Obviously, this would have upset me years ago if I had heard about it then, but it seems more strikingly absurd to me now because the month of March has given us such a rich and unexpected confluence of race and gender issues: There was the Selma anniversary and #BlackOutDay (still one of my most favorite things ever on the Internet), International Women’s Day and National Catholic Sisters week, the latter of which Kris Berggren covered for Global Sisters Report – we’ve basically been celebrating women and parsing out the dangerous effects of institutional racism all month.

So, yeah, the idea that non-white women can make anywhere from only 64 to 56 percent of what men make – that’s kind of infuriating. All people – regardless of gender, race or ethnicity – should be compensated fairly. That should be common sense, and yet, the idea that the work of women and people of color is somehow worth less seems a difficult one to shake.

But the thing is, even if someone truly believed that women were less competent than men, and that women of color were even less so, he wouldn’t have to look far for that view to be significantly challenged. I mean, Global Sisters Report is a single publication, and we have no shortage of stories about women doing amazing things; just in the last week, we’ve talked about Kenyan women religious who train people in nonviolent conflict resolution today and women religious who promoted equality 50 years ago.
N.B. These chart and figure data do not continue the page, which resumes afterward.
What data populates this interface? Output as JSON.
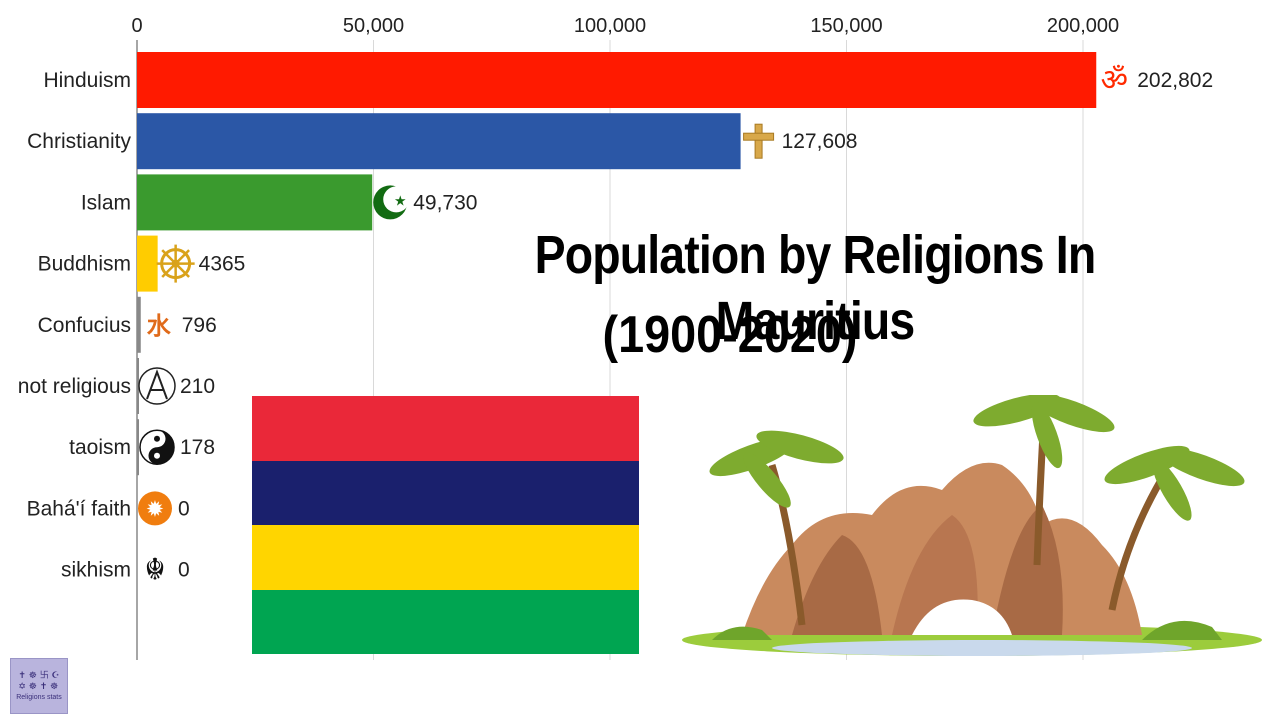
{
  "chart_data": {
    "type": "bar",
    "orientation": "horizontal",
    "title": "Population by Religions In Mauritius",
    "subtitle": "(1900-2020)",
    "xlim": [
      0,
      215000
    ],
    "ticks": [
      0,
      50000,
      100000,
      150000,
      200000
    ],
    "tick_labels": [
      "0",
      "50,000",
      "100,000",
      "150,000",
      "200,000"
    ],
    "grid": true,
    "categories": [
      "Hinduism",
      "Christianity",
      "Islam",
      "Buddhism",
      "Confucius",
      "not religious",
      "taoism",
      "Bahá'í faith",
      "sikhism"
    ],
    "values": [
      202802,
      127608,
      49730,
      4365,
      796,
      210,
      178,
      0,
      0
    ],
    "value_labels": [
      "202,802",
      "127,608",
      "49,730",
      "4365",
      "796",
      "210",
      "178",
      "0",
      "0"
    ],
    "colors": [
      "#ff1a00",
      "#2b57a6",
      "#3a9a2e",
      "#ffcc00",
      "#888888",
      "#888888",
      "#888888",
      "#888888",
      "#888888"
    ],
    "icons": [
      "om-icon",
      "cross-icon",
      "crescent-star-icon",
      "dharma-wheel-icon",
      "confucius-icon",
      "atheism-icon",
      "yin-yang-icon",
      "bahai-star-icon",
      "khanda-icon"
    ]
  },
  "flag": {
    "name": "Mauritius flag",
    "colors": [
      "#ea2839",
      "#1a206d",
      "#ffd500",
      "#00a551"
    ]
  },
  "logo": {
    "text": "Religions stats"
  }
}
I’ve said this kind of thing before, and if I sound like a broken record, it’s because I don’t think we can reiterate it enough. Not until it sinks in. Women are not an incompetent subspecies of human. Neither are people of color.

I, essentially, get paid to say this a lot, and I’m sure many of GSR’s readers are involved in work or ministry that emphasizes that the same point – even if in more subtle ways. My prayer this week is that we would all be encouraged to keep standing up for justice, however we are able to do so.